# Wrong Side of the Bed



## SwissJetPilot (Apr 27, 2014)

A Nun wakes up in a convent one morning and makes her way towards the common bathroom. As she's heading down the hall, one of the other Sisters see her and says,

"Good morning Sister Margaret. Looks like someone woke up on the wrong side of the bed!"

The Nun gives her a look and and continues down the hall.

Another sister appears and also says "Good morning Sister Margaret. Looks like someone woke up on the wrong side of the bed!"

The Nun, still puzzled by the comments, continues down the hall.

Just as she approaches the bathroom the Mother Superior appears. But before she can say anything the Nun cuts her off.

"Good morning Mother Superior. I know you're going to, but please don't say 'I woke up on the wrong side of the bed'."

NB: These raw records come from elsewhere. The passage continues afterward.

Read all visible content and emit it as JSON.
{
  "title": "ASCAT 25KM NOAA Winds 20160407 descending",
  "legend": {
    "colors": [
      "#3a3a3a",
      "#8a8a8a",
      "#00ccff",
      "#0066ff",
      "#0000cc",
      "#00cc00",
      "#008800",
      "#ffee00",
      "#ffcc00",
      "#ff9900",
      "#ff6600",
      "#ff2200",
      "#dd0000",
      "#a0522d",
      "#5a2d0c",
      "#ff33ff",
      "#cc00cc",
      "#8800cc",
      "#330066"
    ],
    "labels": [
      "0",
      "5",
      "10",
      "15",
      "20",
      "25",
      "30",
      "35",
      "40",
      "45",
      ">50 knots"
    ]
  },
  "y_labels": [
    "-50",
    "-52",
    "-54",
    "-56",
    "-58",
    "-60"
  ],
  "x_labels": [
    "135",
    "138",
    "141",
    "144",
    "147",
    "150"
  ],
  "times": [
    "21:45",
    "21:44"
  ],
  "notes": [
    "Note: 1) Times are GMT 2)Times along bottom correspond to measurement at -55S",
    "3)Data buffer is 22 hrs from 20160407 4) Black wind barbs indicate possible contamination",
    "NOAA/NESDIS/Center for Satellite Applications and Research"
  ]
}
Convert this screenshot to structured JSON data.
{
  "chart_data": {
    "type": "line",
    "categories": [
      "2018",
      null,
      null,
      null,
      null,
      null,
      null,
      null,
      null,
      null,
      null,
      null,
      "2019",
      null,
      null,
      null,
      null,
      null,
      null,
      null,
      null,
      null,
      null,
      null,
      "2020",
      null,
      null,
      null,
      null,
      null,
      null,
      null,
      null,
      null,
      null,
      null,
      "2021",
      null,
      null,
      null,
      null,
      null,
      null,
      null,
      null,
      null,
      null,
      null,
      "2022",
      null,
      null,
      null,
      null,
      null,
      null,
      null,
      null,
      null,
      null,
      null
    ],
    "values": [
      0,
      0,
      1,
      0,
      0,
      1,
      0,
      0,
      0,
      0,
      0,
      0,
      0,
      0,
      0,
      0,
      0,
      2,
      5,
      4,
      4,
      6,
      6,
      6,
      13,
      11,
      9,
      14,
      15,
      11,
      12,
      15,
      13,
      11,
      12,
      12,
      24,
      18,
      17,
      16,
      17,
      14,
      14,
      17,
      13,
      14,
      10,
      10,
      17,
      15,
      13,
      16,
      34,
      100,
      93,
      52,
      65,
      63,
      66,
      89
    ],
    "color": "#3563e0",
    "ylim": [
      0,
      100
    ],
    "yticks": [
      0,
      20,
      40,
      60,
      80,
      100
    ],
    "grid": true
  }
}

To which Mother Superior replied,

"I wasn't about to say anything of the sort Sister Margaret. But it does explain why your wearing the Vicars shoes."


----------



## j8keith (Jun 26, 2009)

:lol:


----------



## SLine_Tom (Oct 20, 2017)

:lol: :lol: :lol: :lol: :lol: :lol:


----------



## YELLOW_TT (Feb 25, 2004)

:lol: :lol: :lol:


----------